Another world-dominating pop star on Walking On Cars’ radar is Lewis Capaldi – who supported the band at their sold-out show at Irish Independent Park, Cork this summer.
“We’d never played a gig on that scale in Cork before, so it was really special,” Pa nods. “Everything just fell together, and even the weather was great.”
“Lewis was gas,” adds Sorcha. “It’s insane to watch him perform, and see everyone in the crowd singing back every word of every single song, without fail.”
“My sisters and her friends came backstage, to say hello to him,” Pa continues. “She didn’t give a shit about me, it was all about him! They were chatting to him for about 20 minutes – and she was definitely going in for the shift at one stage (laughs).”
The band have also picked up an ever-expanding fan base overseas. How do they account for their massive success among the Germans?
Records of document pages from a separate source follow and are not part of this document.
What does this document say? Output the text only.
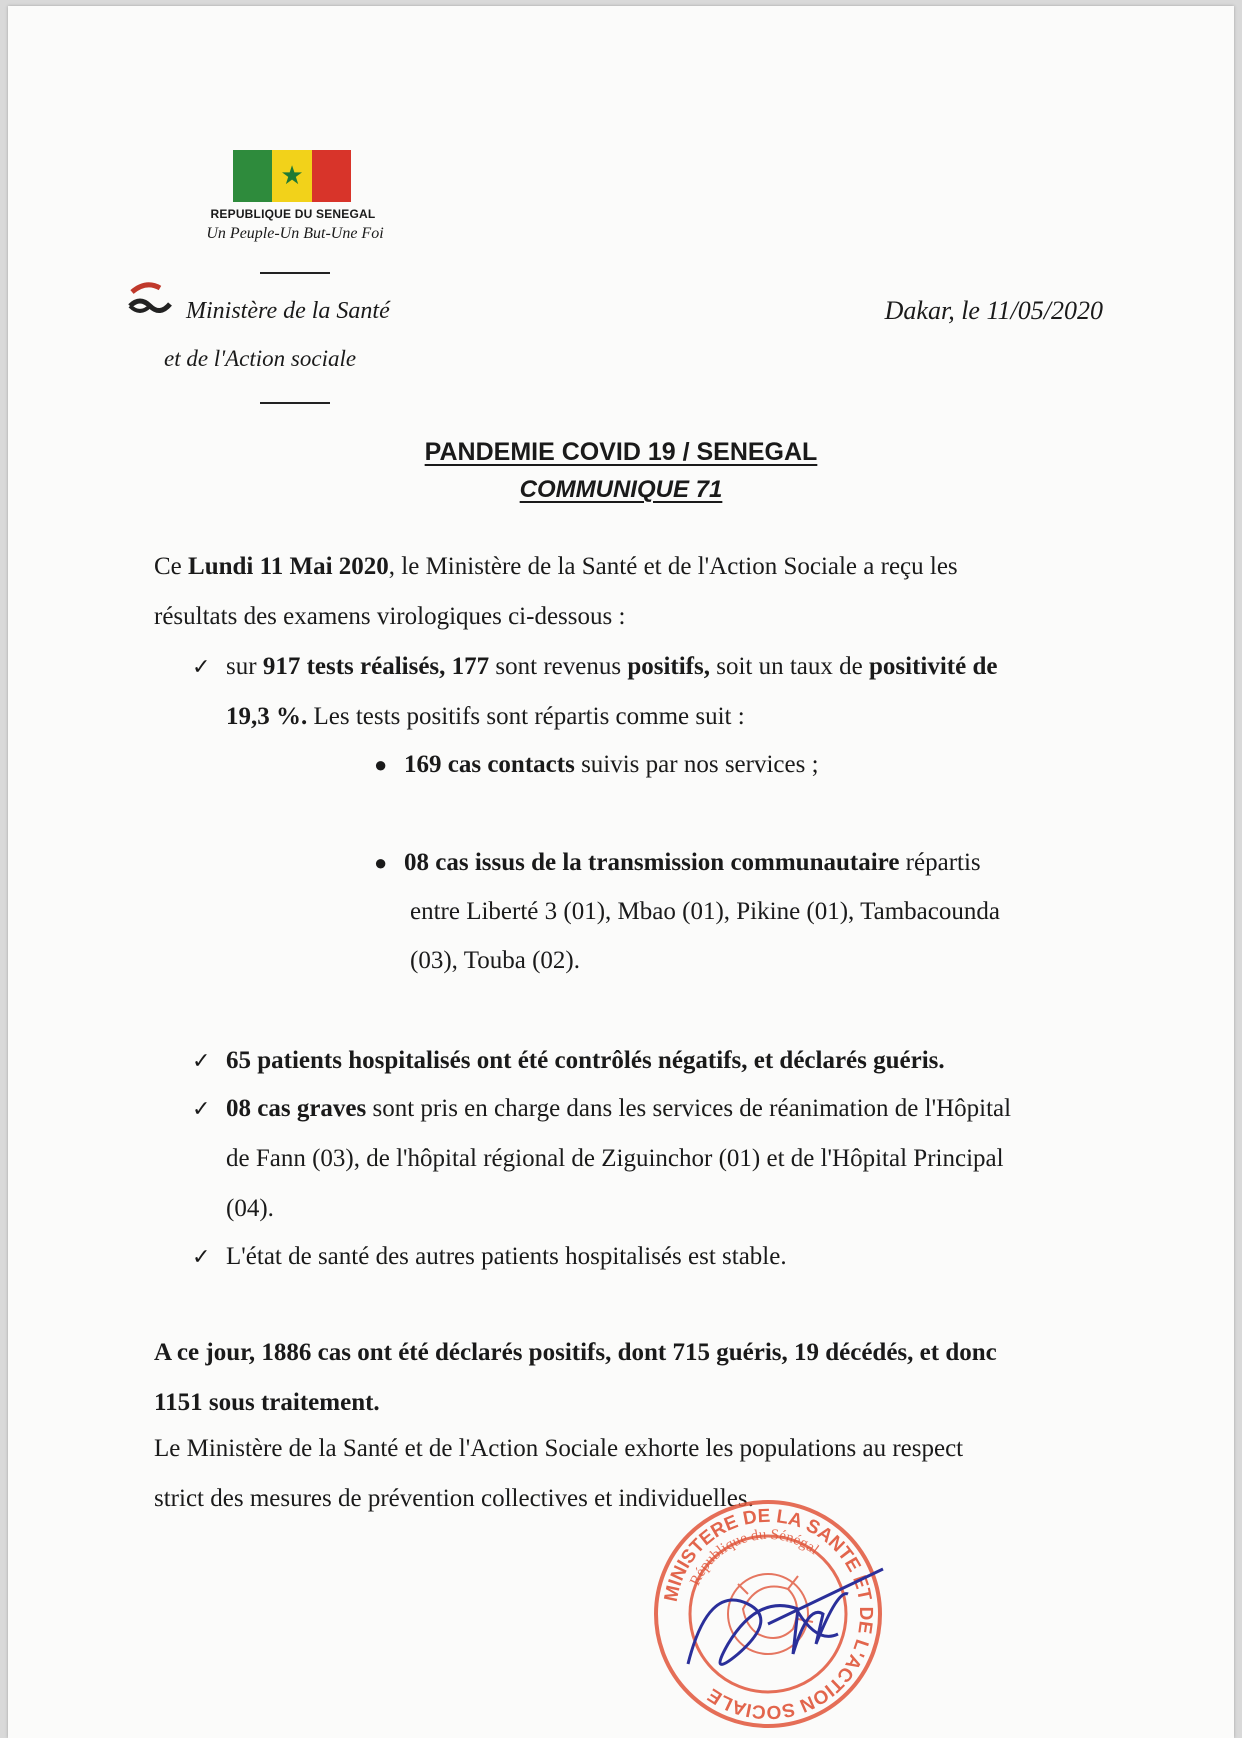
★
REPUBLIQUE DU SENEGAL
Un Peuple-Un But-Une Foi
Ministère de la Santé
et de l'Action sociale
Dakar, le 11/05/2020
PANDEMIE COVID 19 / SENEGAL
COMMUNIQUE 71
Ce Lundi 11 Mai 2020, le Ministère de la Santé et de l'Action Sociale a reçu les
résultats des examens virologiques ci-dessous :
✓ sur 917 tests réalisés, 177 sont revenus positifs, soit un taux de positivité de
19,3 %. Les tests positifs sont répartis comme suit :
● 169 cas contacts suivis par nos services ;
● 08 cas issus de la transmission communautaire répartis
entre Liberté 3 (01), Mbao (01), Pikine (01), Tambacounda
(03), Touba (02).
✓ 65 patients hospitalisés ont été contrôlés négatifs, et déclarés guéris.
✓ 08 cas graves sont pris en charge dans les services de réanimation de l'Hôpital
de Fann (03), de l'hôpital régional de Ziguinchor (01) et de l'Hôpital Principal
(04).
✓ L'état de santé des autres patients hospitalisés est stable.
A ce jour, 1886 cas ont été déclarés positifs, dont 715 guéris, 19 décédés, et donc
1151 sous traitement.
Le Ministère de la Santé et de l'Action Sociale exhorte les populations au respect
strict des mesures de prévention collectives et individuelles.
MINISTERE DE LA SANTE ET DE L'ACTION SOCIALE
République du Sénégal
“Germans just love Ireland and Irish artists,” Sorcha says. “It’s hard to know exactly why that is – the emotion, maybe. They connect with a lot of the lyrics and sentiments in the music.”
“We had a lot of crying on our last German tour,” she laughs. “But the fans over there are just amazing. In Munich, they printed out all of these signs with the album artwork and handed them out to everyone in the crowd. The signs just read: ‘Thank You’.”
“It’s intense,” Paul nods. “I was nearly crying myself.”
Picking up international accolades while still based in Kerry, Walking On Cars are helping to shift the old view that musicians need to leave Ireland in order to find success.
“A lot of people ask us if we’re going to move to Dublin, or if we’re going to move to London,” Sorcha says. “But part of what makes us who we are is that we’re from Dingle, and that we still live there. We do what we do, and we’re not trying to be anything that we aren’t.”
And with an exciting new generation of independent artists following in their footsteps, they reckon that the future of Irish music is in safe hands.
“It’s unbelievable,” Sorcha beams. “The Irish music scene is absolutely buzzing at the moment. Traditionally, you’d mostly hear about Irish bands – but now it’s broadened out so much, with hip-hop and loads of amazing solo female artists. I just love to see it.”
Walking On Cars play Trinity Summer Series, Dublin (July 3).